A wide shot of a ceramics studio, featuring students working with pottery wheels and other tools.

SAIC Alums Jeffrey Gibson and Walter Hood Named MacArthur “Geniuses”

Dear SAIC Community,

There are many rewarding aspects to being president of the School of the Art Institute of Chicago (SAIC), but the most intellectually challenging, emotionally stirring, and altogether fulfilling part of my job is getting to see the amazing work of the artists, designers, and scholars that comprise SAIC. When I witness that a faculty member’s wisdom sparked a student’s imagination or marvel at an alum’s exploration in the studio, I know I am getting a privileged glimpse at the truly genius work that’s being tried, iterated, and renewed throughout our community. Every so often, however, some of us are recognized in truly extraordinary ways, and I want to celebrate alums Jeffrey Gibson (BFA 1995) and Walter Hood (MFA 2013)—who earlier this week were named 2019 MacArthur Fellows, colloquially known as recipients of the “genius” grant—and their impactful work about identity, sustainability, and inclusivity with you.
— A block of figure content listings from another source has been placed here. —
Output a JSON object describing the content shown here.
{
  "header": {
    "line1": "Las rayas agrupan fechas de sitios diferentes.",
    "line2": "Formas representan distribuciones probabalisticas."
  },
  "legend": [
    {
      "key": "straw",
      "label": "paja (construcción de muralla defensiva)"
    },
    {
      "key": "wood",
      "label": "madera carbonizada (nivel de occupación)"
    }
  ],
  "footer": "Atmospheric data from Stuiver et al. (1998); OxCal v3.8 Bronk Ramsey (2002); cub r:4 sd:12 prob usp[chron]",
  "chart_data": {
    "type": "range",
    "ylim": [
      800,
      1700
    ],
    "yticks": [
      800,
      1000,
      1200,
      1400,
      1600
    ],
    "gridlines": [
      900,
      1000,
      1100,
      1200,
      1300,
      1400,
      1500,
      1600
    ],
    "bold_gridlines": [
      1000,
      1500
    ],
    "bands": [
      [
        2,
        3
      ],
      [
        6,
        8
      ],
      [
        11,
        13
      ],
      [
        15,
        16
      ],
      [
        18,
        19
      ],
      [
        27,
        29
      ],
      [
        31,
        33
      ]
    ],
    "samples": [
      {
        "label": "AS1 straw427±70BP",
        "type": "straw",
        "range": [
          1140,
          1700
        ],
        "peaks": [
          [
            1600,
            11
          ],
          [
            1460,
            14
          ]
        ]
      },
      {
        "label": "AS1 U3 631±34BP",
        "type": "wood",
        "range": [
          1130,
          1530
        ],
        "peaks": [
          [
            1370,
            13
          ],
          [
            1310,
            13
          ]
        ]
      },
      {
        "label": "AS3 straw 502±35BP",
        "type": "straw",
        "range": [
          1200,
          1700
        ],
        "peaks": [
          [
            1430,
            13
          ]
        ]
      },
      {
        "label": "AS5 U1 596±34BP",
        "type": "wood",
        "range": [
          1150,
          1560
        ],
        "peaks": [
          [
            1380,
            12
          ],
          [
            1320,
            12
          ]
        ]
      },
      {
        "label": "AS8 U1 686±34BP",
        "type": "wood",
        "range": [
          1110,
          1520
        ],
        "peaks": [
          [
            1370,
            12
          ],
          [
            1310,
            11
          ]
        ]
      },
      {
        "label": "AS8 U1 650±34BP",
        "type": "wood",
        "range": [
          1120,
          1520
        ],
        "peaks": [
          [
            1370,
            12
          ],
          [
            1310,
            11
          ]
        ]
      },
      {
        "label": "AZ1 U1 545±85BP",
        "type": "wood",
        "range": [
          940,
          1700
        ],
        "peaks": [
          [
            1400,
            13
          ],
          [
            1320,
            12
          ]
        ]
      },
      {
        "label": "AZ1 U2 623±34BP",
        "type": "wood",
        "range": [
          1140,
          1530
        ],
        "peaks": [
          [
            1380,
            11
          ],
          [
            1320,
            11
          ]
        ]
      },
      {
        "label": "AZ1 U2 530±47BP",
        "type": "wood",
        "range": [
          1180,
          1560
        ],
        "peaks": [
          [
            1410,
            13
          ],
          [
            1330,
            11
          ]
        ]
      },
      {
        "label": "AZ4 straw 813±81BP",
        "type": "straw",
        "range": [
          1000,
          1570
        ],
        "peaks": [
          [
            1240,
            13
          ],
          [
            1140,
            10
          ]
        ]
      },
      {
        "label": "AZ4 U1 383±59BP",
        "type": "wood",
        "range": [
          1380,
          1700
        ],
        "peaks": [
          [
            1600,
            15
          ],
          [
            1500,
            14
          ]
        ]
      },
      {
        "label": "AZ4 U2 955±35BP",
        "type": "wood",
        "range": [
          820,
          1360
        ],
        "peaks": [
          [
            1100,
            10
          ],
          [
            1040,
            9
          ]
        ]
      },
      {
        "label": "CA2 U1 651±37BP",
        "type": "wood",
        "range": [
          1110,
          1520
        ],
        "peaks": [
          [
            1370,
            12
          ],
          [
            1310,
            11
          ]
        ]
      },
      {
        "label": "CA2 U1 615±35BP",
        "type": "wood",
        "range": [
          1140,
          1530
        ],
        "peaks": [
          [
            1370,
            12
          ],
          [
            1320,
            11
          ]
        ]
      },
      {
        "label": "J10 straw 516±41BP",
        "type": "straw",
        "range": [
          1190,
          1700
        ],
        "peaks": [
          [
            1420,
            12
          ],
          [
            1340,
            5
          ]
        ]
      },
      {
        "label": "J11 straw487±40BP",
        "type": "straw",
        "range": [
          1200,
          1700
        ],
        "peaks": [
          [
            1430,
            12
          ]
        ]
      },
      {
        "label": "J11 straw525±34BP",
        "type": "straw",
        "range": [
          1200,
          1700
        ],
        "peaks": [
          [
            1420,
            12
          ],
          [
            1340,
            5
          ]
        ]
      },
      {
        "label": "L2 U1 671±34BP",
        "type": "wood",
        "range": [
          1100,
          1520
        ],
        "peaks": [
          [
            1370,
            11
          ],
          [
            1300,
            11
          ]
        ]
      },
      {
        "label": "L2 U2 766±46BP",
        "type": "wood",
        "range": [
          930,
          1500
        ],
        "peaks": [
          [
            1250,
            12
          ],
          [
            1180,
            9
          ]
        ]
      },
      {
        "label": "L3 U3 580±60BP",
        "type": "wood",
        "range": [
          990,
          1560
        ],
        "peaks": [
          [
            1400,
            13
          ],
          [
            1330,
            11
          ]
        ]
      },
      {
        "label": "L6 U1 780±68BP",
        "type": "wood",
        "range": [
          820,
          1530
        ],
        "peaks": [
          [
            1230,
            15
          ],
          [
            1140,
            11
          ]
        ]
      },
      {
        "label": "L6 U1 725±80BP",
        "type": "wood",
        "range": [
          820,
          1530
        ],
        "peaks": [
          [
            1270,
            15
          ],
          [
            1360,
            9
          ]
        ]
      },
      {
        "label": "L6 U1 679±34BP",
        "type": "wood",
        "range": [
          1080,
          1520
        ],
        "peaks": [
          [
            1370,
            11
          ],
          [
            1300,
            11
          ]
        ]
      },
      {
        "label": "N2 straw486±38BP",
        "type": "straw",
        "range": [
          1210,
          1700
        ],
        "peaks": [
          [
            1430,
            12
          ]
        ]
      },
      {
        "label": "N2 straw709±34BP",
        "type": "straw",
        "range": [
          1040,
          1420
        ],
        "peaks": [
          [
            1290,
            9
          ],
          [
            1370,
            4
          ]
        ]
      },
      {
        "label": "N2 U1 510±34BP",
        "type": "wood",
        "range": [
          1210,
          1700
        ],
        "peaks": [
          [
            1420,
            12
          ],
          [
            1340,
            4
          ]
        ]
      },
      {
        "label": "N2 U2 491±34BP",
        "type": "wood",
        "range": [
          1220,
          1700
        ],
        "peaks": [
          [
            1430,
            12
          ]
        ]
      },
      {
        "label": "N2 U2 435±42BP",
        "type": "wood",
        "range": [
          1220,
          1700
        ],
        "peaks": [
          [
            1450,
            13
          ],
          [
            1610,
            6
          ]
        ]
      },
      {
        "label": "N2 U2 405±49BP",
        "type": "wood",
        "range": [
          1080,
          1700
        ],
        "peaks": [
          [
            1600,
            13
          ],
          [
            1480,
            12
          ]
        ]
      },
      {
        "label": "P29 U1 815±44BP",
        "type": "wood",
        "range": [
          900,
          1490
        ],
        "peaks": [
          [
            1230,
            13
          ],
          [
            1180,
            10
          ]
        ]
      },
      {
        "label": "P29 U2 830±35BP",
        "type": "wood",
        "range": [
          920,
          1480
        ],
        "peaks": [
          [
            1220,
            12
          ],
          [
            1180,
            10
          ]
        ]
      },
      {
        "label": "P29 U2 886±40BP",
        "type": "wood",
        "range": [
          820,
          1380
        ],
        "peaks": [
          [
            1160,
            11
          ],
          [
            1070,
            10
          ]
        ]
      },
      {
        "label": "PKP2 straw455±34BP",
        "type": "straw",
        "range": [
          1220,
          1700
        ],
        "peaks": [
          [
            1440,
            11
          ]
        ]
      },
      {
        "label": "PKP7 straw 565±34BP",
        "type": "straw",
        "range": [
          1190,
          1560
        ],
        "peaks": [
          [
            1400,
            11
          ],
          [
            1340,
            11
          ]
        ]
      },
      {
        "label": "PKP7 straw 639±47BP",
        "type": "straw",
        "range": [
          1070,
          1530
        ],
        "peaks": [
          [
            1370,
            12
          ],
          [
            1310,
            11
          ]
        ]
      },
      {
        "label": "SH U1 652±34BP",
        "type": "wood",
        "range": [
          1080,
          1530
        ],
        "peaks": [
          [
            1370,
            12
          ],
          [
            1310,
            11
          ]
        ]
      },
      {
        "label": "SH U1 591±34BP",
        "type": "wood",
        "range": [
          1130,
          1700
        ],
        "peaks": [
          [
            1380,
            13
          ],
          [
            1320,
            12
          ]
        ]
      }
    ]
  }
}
As described in the MacArthur Foundation citation, interdisciplinary artist and craftsperson “Gibson, a member of the Mississippi Band of Choctaw Indians and of Cherokee descent, is forging a multifarious practice that redresses the exclusion and erasure of indigenous art traditions from the history of Western art as it explores the complexity and fluidity of identity.” He will give the Distinguished Alumni Lecture at SAIC on October 28, as part of our Visiting Artists Program. Paintings, sculptures, and quilts by Gibson—which combine handiwork, text, and abstraction—are on view in his solo exhibition CAN YOU FEEL IT, which runs through December 14, at Kavi Gupta gallery in Chicago.

Meanwhile, landscape and public artist Hood “melds architectural and fine arts expertise [in his work] with a commitment to designing ecologically sustainable public spaces that empower marginalized communities.” The founder of Hood Design Studio, his work commissioned for the 2019 Chicago Architecture Biennial, Three Trees: Jackson, Obama, Washington, uses fallen trees from Chicago’s South Side to represent the ongoing dialogue surrounding the location of the Obama Presidential Library and recognize memory’s persistence in landscape and architecture. The finished work is on view until January 5, 2020, at the Chicago Cultural Center.

With this recognition, Gibson and Hood mark the fifth time since 2001 that a member of our community has received a MacArthur Fellowship. They join 2018 recipient Wu Tsang (BFA 2004), 2017 recipient Trevor Paglen (MFA 2002), and 2015 recipient Associate Professor LaToya Ruby Frazier as well as 2001 recipient Iñigo Manglano-Ovalle (MFA 1989) in this exceptional distinction. Committed, complex, and critical work such as theirs typifies practices throughout our community, inspires us to be bold and passionate in our explorations, and exemplifies the effect we all aspire to as citizen artists, who, no matter where we come from, use our practices to help make our shared society better.